Concerns raised about proposed corridor changes

4/27/12

 

A U.S. Highway 101 improvement project that's been in the works for more than a decade has been pulled by Caltrans from the May meeting agenda of the California Coastal Commission.

 

Coastal Commission federal consistency manager Mark Delaplaine said Coastal Commission staff have repeatedly contacted Caltrans about the project.

”We had reservations about what they were proposing,” Delaplaine said.

 

As part of the project, safety improvements would be made to the U.S. Highway 101 corridor between Eureka and Arcata.

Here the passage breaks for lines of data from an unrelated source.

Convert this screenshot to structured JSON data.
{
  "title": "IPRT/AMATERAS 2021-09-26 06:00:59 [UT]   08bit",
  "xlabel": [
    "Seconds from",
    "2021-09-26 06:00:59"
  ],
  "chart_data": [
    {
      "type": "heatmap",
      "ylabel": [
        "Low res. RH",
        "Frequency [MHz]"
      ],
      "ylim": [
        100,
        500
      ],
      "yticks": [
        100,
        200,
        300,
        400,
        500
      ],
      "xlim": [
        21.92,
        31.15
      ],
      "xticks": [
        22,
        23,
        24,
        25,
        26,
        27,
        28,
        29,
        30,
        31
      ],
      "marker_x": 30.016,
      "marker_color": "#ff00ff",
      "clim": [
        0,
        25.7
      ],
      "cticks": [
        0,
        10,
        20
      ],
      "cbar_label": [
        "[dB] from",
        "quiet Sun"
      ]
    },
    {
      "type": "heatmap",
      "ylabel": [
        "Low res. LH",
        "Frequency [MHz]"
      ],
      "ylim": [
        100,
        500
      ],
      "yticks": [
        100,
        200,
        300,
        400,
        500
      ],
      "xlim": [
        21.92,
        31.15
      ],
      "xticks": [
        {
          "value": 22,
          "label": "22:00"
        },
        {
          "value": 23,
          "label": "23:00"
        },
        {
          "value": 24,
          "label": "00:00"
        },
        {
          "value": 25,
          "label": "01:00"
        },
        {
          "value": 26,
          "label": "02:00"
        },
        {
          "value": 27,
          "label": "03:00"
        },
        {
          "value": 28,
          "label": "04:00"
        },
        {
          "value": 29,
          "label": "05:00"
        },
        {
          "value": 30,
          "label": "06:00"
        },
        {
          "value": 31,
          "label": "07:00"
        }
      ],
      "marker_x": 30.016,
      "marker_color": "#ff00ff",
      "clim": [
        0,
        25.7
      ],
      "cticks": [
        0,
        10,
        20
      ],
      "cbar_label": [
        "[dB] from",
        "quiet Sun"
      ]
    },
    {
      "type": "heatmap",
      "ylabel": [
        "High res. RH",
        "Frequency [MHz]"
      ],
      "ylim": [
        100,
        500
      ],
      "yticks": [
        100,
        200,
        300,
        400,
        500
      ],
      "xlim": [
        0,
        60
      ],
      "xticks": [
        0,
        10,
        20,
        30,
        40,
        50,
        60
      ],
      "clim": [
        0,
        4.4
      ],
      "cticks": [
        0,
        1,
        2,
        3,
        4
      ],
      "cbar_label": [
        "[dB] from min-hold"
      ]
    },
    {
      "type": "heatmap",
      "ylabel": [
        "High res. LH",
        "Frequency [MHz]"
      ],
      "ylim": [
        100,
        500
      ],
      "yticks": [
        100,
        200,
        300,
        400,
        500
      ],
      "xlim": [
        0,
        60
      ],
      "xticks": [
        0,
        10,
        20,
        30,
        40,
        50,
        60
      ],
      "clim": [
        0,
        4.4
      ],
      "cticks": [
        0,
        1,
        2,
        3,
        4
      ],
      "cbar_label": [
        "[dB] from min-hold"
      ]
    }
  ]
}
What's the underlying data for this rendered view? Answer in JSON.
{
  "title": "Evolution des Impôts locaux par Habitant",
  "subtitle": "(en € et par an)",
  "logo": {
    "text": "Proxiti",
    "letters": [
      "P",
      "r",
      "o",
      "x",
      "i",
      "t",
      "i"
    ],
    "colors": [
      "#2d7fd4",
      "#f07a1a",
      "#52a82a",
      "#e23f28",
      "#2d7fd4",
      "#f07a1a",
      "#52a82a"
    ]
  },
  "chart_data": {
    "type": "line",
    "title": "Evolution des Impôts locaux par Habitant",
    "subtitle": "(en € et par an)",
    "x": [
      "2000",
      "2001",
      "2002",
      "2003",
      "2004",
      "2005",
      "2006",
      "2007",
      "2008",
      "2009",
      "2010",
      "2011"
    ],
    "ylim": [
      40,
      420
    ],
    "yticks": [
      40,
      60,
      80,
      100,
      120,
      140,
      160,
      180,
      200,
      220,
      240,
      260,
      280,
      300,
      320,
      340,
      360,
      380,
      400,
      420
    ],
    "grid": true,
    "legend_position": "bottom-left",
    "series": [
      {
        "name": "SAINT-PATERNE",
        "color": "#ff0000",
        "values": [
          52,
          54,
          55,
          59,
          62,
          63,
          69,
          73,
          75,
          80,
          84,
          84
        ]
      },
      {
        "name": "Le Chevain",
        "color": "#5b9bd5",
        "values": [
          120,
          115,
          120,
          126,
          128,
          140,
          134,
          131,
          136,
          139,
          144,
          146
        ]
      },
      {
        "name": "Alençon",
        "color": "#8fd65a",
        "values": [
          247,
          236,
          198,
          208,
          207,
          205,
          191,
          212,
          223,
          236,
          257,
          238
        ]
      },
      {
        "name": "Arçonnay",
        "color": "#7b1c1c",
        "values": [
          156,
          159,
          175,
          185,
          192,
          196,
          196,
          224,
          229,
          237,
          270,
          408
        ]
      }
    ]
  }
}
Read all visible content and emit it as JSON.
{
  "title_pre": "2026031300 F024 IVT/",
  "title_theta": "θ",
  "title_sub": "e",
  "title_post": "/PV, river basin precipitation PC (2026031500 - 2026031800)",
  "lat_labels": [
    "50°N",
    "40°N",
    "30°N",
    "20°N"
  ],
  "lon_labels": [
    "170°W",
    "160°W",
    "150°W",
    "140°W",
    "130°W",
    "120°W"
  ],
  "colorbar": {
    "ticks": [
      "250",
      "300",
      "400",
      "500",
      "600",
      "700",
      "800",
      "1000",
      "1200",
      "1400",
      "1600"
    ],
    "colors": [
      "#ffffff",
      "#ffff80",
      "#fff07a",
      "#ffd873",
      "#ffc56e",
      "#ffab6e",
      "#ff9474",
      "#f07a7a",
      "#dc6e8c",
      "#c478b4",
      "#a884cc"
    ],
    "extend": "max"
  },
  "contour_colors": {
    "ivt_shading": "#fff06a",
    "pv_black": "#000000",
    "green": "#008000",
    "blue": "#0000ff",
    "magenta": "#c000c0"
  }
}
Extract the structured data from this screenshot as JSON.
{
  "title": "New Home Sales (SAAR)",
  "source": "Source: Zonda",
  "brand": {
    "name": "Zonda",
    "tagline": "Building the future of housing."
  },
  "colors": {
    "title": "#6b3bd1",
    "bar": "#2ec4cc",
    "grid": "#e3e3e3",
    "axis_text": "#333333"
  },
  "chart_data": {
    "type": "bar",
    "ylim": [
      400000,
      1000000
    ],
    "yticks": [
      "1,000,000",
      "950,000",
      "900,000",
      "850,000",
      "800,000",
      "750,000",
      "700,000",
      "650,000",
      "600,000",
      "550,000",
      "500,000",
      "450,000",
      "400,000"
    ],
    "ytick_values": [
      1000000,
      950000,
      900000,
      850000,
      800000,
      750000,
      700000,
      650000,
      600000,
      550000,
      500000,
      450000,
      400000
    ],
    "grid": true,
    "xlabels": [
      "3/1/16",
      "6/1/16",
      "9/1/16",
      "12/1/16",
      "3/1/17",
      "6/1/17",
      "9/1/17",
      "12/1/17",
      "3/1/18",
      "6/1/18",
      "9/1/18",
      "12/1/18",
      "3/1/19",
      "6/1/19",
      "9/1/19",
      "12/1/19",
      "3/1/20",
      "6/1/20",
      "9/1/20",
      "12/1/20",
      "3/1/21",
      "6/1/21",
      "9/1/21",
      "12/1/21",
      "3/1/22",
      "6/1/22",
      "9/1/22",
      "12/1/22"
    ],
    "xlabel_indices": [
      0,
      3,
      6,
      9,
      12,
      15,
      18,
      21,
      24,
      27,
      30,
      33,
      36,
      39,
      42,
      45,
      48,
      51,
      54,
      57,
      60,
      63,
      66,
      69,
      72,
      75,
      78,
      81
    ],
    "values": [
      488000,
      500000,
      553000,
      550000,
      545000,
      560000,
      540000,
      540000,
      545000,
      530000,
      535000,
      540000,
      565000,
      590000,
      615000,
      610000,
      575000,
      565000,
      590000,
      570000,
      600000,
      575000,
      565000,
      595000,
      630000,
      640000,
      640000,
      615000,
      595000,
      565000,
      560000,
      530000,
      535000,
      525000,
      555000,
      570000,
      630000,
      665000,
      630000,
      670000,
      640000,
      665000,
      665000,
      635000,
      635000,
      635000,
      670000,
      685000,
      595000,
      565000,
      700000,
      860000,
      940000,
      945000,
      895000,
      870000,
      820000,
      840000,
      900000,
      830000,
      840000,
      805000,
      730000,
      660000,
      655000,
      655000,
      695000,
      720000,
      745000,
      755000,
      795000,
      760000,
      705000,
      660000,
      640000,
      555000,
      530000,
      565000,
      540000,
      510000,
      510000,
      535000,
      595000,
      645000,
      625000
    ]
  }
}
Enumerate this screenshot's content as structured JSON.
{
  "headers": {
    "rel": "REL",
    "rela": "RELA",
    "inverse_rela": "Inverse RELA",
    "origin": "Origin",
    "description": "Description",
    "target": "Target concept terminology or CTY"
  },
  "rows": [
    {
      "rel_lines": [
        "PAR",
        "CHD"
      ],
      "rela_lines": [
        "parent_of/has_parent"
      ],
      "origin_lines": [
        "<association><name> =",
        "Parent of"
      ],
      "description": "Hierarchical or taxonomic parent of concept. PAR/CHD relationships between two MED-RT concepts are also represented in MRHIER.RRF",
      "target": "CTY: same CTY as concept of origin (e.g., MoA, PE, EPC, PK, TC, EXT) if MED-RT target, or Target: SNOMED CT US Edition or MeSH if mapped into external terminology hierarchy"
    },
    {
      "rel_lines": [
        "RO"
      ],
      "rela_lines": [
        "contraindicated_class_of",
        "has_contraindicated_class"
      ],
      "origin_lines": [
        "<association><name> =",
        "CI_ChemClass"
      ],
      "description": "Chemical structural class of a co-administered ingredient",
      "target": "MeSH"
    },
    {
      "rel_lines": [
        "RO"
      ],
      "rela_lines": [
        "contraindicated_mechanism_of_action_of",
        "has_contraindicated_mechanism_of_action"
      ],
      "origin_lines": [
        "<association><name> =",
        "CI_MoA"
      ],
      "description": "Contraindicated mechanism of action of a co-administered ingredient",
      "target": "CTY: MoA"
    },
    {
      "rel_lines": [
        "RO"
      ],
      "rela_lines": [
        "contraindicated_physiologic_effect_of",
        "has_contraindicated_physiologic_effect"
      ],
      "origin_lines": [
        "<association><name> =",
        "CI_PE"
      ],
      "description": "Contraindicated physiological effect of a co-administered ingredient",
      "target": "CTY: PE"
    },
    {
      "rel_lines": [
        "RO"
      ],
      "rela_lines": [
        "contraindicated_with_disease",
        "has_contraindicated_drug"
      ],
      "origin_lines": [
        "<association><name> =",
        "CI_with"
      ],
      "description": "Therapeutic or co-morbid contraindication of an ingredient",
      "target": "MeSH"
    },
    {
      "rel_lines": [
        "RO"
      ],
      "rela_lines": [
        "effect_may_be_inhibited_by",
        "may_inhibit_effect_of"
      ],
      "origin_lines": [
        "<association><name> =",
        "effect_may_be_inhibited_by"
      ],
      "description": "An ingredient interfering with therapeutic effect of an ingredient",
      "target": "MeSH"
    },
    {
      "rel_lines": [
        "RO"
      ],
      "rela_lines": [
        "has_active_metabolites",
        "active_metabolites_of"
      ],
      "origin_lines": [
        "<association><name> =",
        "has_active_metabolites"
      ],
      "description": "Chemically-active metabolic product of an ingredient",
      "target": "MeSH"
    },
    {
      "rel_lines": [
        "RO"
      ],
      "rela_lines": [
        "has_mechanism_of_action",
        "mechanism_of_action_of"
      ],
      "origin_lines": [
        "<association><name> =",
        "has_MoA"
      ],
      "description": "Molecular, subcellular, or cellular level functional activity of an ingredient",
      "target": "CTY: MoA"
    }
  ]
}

The preferred build alternative put forth by Caltrans and the Humboldt County Association of Governments -- a group of elected representatives from local cities and the county that oversees transportation funding and projects -- involves constructing a full interchange at Indianola Road and closing all other medians except for the one at Airport Road. A southbound left-turn-only traffic signal would be placed at Airport Road.

 

The project was supposed to go before the Coastal Commission on May 10 for a federal consistency certification, to certify it as consistent with the California Coastal Management Program.

 

Instead, Caltrans withdrew its application after meeting with Coastal Commission staff to discuss concerns. Caltrans staff declined to comment on the project and issued a statement to the Times-Standard.

 

”Caltrans is still fully committed to safety and operational improvements in the future for the Eureka to Arcata Route 101 corridor, and plan to resubmit our request a future date. This is something we have done with other projects in the past,” the statement said.

 

Coastal Commission staff are concerned about the proposed interchange and the lack of a guardrail separating bicyclists from the highway. Delaplaine said Caltrans also didn't include previous suggestions from the commission in its plans.

 

”One of the problems was we had identified an alternative that they didn't include,” Delaplaine said.

 

He said Caltrans is now looking at the possibility of installing traffic signals at intersections -- an idea that was also proposed by some members of the public during past project meetings.

 

The fact that Coastal Commission staff are concerned about the project doesn't come as surprise, given that the commission's North Coast District Office sent a letter dated Nov. 16, 2011, to HCAOG stating “the interchange component of the project is inconsistent with the requirements of the Coastal Act.” Previous letters from the commission staff raise concerns about the amount of environmentally damaging wetland fill that would be required to create the interchange.

 

HCAOG Executive Director Marcella Clem said it doesn't make sense that the commission would deem the Alton interchange, also known as the Roger M. Rodoni Memorial Interchange, consistent and not the proposed Indianola one. The Alton interchange opened in 2010 and links U.S. Highway 101 to State Route 36.

 

Tim Shreeve, owner of the Farm Store on Jacobs Avenue in Eureka, has been working with business owners along the highway as part of the Corridor Access Project -- a group created to support the highway construction plan -- for more than 10 years. He said the interchange at Indianola Road is critical for motorist safety. He said the CAP group will continue to support the project despite the recent setback.

 

”As a group, we are continuing to strive to work with local agencies to improve the safety of the 101 corridor,” Shreeve said.

 

Members of the HCAOG board voted in December -- after heated debate -- to use $16 million in State Transportation Improvement Program funds to start construction on a phased version of the project, including a half-interchange at Indianola Road and a half-traffic signal at Airport Road. The price tag for the entire project, including the full interchange, is estimated at $31.8 million.

 

If the project doesn't go forward, Clem said, the county stands to lose additional road funds, because including a state highway project in the planning process increases the amount of STIP funding HCAOG can receive for local projects.

 

”We're basically giving $10 million up to Southern California, because that's where a majority of the money goes,” Clem said.

 

It's unknown when the project plan might be back before the Coastal Commission.